The Free Press also saw documentation from Interior Health saying that the entire park was put on a boil water notice in February 2015, with parts of the park remaining under the advisory to this day.
Other portions of the park were removed from the advisory in 2018 following upgrades.
Pater was asked about any plans to upgrade the water lines to ensure a reliable and potable water supply, but he said that changes in government regulations meant that it was “no longer economically feasible” as he was not permitted to pass along costs to tenants.
“The cost is quite substantial.”
Instead, Pater said that efforts were being made to equalize pressure through the lines in the park. “I am just trying to get some permits. We are working on the lines, but we’re not going to replace the lines because of the changes in the current government.”
When asked about the boil water advisory as issued by Interior Health, Pater said that the water was indeed potable.
“It is potable water from the point of view that it is town water,” he said.
“Its just because of the makeup of the lines. The lines have been there for 60 years. Its never been an issue as far as health concerns, however yes we are addressing that. I am waiting for permits from Interior Health for that.”

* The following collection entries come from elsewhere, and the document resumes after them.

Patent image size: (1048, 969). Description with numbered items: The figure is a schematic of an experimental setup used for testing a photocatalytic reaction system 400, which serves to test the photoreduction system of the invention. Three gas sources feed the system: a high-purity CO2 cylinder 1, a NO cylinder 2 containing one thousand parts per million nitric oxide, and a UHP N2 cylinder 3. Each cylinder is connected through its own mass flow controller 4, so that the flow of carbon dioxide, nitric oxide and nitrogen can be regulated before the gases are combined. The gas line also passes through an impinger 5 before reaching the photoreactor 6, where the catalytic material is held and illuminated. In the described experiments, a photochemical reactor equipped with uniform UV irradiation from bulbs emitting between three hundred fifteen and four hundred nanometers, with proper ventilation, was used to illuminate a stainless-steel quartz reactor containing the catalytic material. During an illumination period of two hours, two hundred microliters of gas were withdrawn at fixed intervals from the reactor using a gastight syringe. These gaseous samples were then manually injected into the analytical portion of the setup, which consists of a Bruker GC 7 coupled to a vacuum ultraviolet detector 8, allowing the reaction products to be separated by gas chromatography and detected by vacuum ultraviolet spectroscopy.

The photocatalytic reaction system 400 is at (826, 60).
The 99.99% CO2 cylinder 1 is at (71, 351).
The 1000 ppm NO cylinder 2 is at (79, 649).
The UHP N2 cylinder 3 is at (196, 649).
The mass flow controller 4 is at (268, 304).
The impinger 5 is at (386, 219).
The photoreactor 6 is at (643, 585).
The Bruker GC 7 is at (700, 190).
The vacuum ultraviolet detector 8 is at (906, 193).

Mayor David Wilkes of the District of Sparwood acknowledged that issues with water in the trailer park were longstanding and that there were multiple directives from the BC Government on the issue, but said that as the park was privately held, “the District of Sparwood has no jurisdiction on any repairs within the trailer park.”
Wilkes said that while town water lines had been extended to the park, Pater was required to do upgrades to existing lines within the park.

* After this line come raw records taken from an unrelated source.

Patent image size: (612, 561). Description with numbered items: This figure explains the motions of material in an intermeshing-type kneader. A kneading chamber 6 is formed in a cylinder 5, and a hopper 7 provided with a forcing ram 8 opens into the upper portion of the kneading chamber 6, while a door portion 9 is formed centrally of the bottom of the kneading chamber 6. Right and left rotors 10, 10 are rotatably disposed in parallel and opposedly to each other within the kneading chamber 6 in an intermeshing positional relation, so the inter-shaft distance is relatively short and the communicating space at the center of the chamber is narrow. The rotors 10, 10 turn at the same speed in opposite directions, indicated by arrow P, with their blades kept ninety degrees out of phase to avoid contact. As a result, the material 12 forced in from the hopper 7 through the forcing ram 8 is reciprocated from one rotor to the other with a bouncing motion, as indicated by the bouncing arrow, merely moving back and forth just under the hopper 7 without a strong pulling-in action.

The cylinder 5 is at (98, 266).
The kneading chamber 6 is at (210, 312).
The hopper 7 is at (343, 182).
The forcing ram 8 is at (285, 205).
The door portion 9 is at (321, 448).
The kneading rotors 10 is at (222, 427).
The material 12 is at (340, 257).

“Some of the problems within the trailer park still exist, and as a result various ministries for the Province of BC have been working with the landlord to get compliance.”
Community Paramedic, Kristie Williams backed the tenants claims, telling The Free Press that she had noticed issues with the water supply.
“I advocate strongly that clean drinking water is essential for staying healthy, particularly with heightened infection controls during COVID,” she said.
Williams said that it was her goal as a Community Paramedic to help her patients live independently and safely. “I’d like to see everyone in the Sparwood community have the benefit of safe, potable water.”
The multiple tenants who approached The Free Press expressed frustration with Mr Pater, accusing him of not caring about access to water in the park.
“(He) doesn’t really seem to care … he has said to me in the past ‘what would you like me to do?”
According to documents from Interior Health, Pater is required to upgrade the water lines in the park before September 2020.